MIXTURE‑DISTRIBUTION MAINTAINABILITY MODELLING TO CAPTURE TAIL‑RISK DOWNTIME IN CRITICAL MACHINERY
DOI:
https://doi.org/10.46121/pspc.53.2.32Keywords:
Maintainability, Tail Risk, Mixture Distribution, Heavy-Tailed Downtime, Critical Machinery, Repair Time Modelling, Bayesian Inference.Abstract
Maintainability modelling for critical machinery (e.g., gas turbines, offshore drilling rigs, medical imaging systems, nuclear reactor coolant pumps) traditionally relies on standard probability distributions such as the lognormal or Weibull to represent repair time. However, these unimodal models often fail to account for tail-risk downtime—rare but excessively long repair events caused by cascading failures, specialized part unavailability, or non-routine troubleshooting. Such tail events, while low in probability, disproportionately contribute to operational losses, safety violations, and regulatory non-compliance. This paper introduces a Mixture-Distribution Maintainability (MDM) framework that explicitly captures tail-risk downtime by combining a primary component (representing routine, fast repairs) with a secondary, heavy-tailed component (representing rare, prolonged interventions).

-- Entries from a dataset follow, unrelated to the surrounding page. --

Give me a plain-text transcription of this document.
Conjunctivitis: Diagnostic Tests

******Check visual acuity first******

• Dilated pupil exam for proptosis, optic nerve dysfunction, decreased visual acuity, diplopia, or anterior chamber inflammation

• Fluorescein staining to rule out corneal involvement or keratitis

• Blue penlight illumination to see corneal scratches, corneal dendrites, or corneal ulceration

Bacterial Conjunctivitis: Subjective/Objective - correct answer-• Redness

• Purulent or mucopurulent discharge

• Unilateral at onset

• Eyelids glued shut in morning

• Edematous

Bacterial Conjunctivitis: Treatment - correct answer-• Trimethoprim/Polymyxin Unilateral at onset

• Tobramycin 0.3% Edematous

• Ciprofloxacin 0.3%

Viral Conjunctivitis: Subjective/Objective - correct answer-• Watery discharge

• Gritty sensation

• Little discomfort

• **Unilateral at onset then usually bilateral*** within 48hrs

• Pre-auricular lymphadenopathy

Using a finite mixture of two lognormal distributions—or a lognormal-Pareto composite—the model yields maintainability metrics (e.g., mean time to repair, maximum time to repair, and the 95th percentile repair time) that are robust to tail sensitivity. Through a case study on centrifugal compressor repair logs (N=1,200 records), we demonstrate that a single lognormal fit underestimates the 95th percentile repair time by 31% compared to the MDM approach. We further develop a Bayesian estimation procedure to handle sparse tail data and provide a decision rule for classifying high-risk repair modes. The proposed MDM framework enables reliability engineers to quantify tail risk, optimize spare parts inventory, and design maintenance policies that are resilient to extreme downtime events.